Set in 1942 and adapting a book by author Damien Lewis, “The Ministry of Ungentlemanly Warfare” tells the true but unbelievable story of Operation Postmaster, a Special Operations Executive (SOE) and Small Scale Raiding Force (SSRF) mission to steal two German tugboats and one Italian merchant vessel and cripple Nazi Germany’s U-Boat operations in the Atlantic. 

Using its fact-based source material as a set of rough guidelines, the film only concerns itself with delivering bombastic action scenes. “The Ministry of Ungentlemanly Warfare” follows in the footsteps of Tarantino’s “Inglourious Basterds” and classic Hollywood films like “The Guns of Navarone.” The film has a surprising amount of levity for a movie set during one of the darker parts of World War II. The United States had still not fully entered the European Theater and Nazi Germany still controlled most of Europe. The action scenes, particularly the one in which March-Phillipps (Henry Cavill) and his comrades raid a German prison to rescue their friend Geoffrey Appleyard (Alex Pettyfer), prove a great, chaotic mix of stylized violence, explosions and comedy. 

The cast is mostly excellent, though many characters lack personality or character arcs. Henry Cavill’s thieving, charming March-Phillipps is a highlight, while Alan Ritchson is a revelation as the bow-and-arrow wielding Danish hunter Lassen. Babs Olusanmokun’s Heron and Danny Sapani’s KB help bring some much-needed world-weariness into the film and highlight the contributions of local resistance movements during the war. Lastly, Til Schweiger plays a cruel, crafty but ultimately one-dimensional antagonist that stands as the complete antithesis of his character in “Inglourious Basterds.” Ritchie’s kinetic direction and Ed Wild’s cinematography tie the performances and set-pieces together, even balancing the film’s crazed action scenes with quieter moments of more human drama, while Christopher Benstead’s score inserts some necessary tension into the heist scenes. 

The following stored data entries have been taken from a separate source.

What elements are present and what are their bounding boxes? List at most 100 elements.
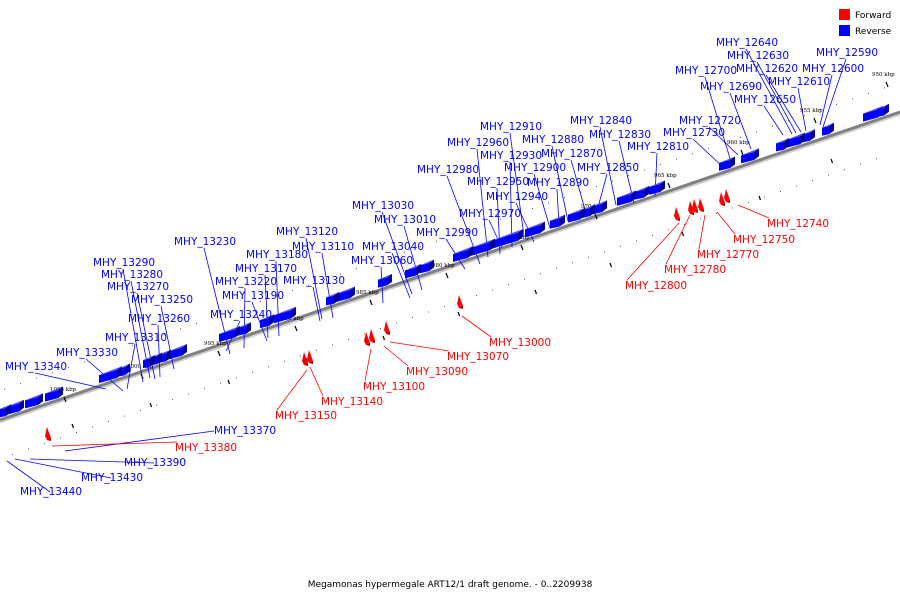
tick-label: 950 kbp	[872, 72, 895, 78]
dot	[812, 180, 813, 182]
gene-label-mhy-12800: MHY_12800	[625, 280, 687, 292]
dot	[412, 317, 413, 319]
leader-lines	[6, 48, 847, 493]
leader-line	[312, 286, 321, 322]
reverse-gene	[741, 148, 759, 164]
leader-line	[599, 126, 617, 206]
leader-line	[381, 211, 413, 295]
gene-label-mhy-13130: MHY_13130	[283, 275, 345, 287]
leader-line	[533, 173, 551, 229]
leader-line	[389, 341, 450, 352]
gene-label-mhy-13270: MHY_13270	[107, 281, 169, 293]
leader-line	[126, 343, 136, 390]
dot	[636, 240, 637, 242]
reverse-gene	[470, 238, 495, 257]
leader-line	[305, 237, 323, 320]
dot	[492, 289, 493, 291]
gene-label-mhy-13280: MHY_13280	[101, 269, 163, 281]
leader-line	[264, 274, 269, 339]
leader-line	[729, 92, 752, 150]
dot	[796, 185, 797, 187]
dot	[292, 290, 293, 292]
dot	[100, 355, 101, 357]
forward-gene	[369, 329, 375, 343]
axis-line	[0, 110, 900, 422]
gene-label-mhy-13390: MHY_13390	[124, 457, 186, 469]
tick-label: 990 kbp	[281, 316, 304, 322]
legend-reverse-swatch	[839, 25, 850, 36]
genome-caption: Megamonas hypermegale ART12/1 draft geno…	[308, 580, 593, 590]
dot	[132, 344, 133, 346]
dot	[324, 279, 325, 281]
gene-label-mhy-13330: MHY_13330	[56, 347, 118, 359]
gene-label-mhy-12880: MHY_12880	[522, 134, 584, 146]
dot	[372, 262, 373, 264]
dot	[180, 328, 181, 330]
reverse-gene	[525, 221, 545, 238]
tick-mark	[740, 149, 744, 156]
leader-line	[745, 48, 793, 135]
tick-mark	[63, 396, 67, 403]
forward-gene	[719, 192, 725, 206]
dot	[500, 218, 501, 220]
minor-tick-dots	[4, 87, 885, 455]
leader-line	[160, 305, 175, 370]
gene-label-mhy-13260: MHY_13260	[128, 313, 190, 325]
dot	[420, 246, 421, 248]
dot	[300, 355, 301, 357]
forward-gene	[384, 321, 390, 335]
dot	[708, 147, 709, 149]
leader-line	[51, 441, 178, 447]
dot	[620, 245, 621, 247]
gene-label-mhy-13000: MHY_13000	[489, 337, 551, 349]
leader-line	[765, 74, 802, 133]
gene-label-mhy-13430: MHY_13430	[81, 472, 143, 484]
forward-gene	[307, 350, 313, 364]
leader-line	[309, 366, 324, 397]
gene-label-mhy-13230: MHY_13230	[174, 236, 236, 248]
dot	[780, 191, 781, 193]
gene-label-mhy-13110: MHY_13110	[292, 241, 354, 253]
forward-gene	[688, 201, 694, 215]
dot	[836, 103, 837, 105]
leader-line	[243, 287, 246, 349]
reverse-gene	[719, 156, 735, 171]
reverse-gene	[25, 393, 43, 409]
gene-label-mhy-12870: MHY_12870	[541, 148, 603, 160]
tick-mark	[294, 325, 298, 332]
leader-line	[364, 348, 372, 382]
dot	[52, 372, 53, 374]
leader-line	[29, 458, 155, 464]
dot	[740, 136, 741, 138]
dot	[92, 426, 93, 428]
leader-line	[251, 301, 268, 342]
leader-line	[321, 252, 334, 319]
dot	[364, 333, 365, 335]
forward-gene	[724, 189, 730, 203]
dot	[772, 125, 773, 127]
dot	[884, 87, 885, 89]
dot	[308, 284, 309, 286]
dot	[204, 388, 205, 390]
reverse-gene	[568, 207, 585, 223]
dot	[84, 361, 85, 363]
minor-dash	[609, 262, 613, 268]
leader-line	[509, 132, 525, 237]
gene-label-mhy-13250: MHY_13250	[131, 294, 193, 306]
gene-label-mhy-13070: MHY_13070	[447, 351, 509, 363]
dot	[572, 262, 573, 264]
minor-dash	[71, 423, 75, 429]
dot	[276, 295, 277, 297]
reverse-gene	[453, 246, 473, 262]
tick-mark	[217, 350, 221, 357]
leader-line	[64, 430, 215, 452]
dot	[340, 273, 341, 275]
dot	[356, 268, 357, 270]
dot	[332, 344, 333, 346]
legend-forward-swatch	[839, 9, 850, 20]
dot	[116, 350, 117, 352]
gene-label-mhy-13340: MHY_13340	[5, 361, 67, 373]
gene-label-mhy-13240: MHY_13240	[210, 309, 272, 321]
minor-dash	[534, 289, 538, 295]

Despite how fun the film is, one has to remember that “The Ministry of Ungentlemanly Warfare” is based on a true story. It is not a revisionist piece like “Inglourious Basterds” or a work of historical fiction like “The Guns of Navarone.” The characters depicted in the film are, as the end credits remind the viewer, real people. What these end credits fail to mention is that, according to Commonwealth War Graves, many of these people, including the protagonist March-Phillipps, died in the war. Some of the film’s real life counterparts died just months after the events depicted in the film took place. The film glorifies a glaringly dark reality and conveniently ignores its aftermath. Considering this, perhaps this bombastic, heavily-fictionalized, extremely stylized action-comedy film isn’t a responsible way to depict this real history.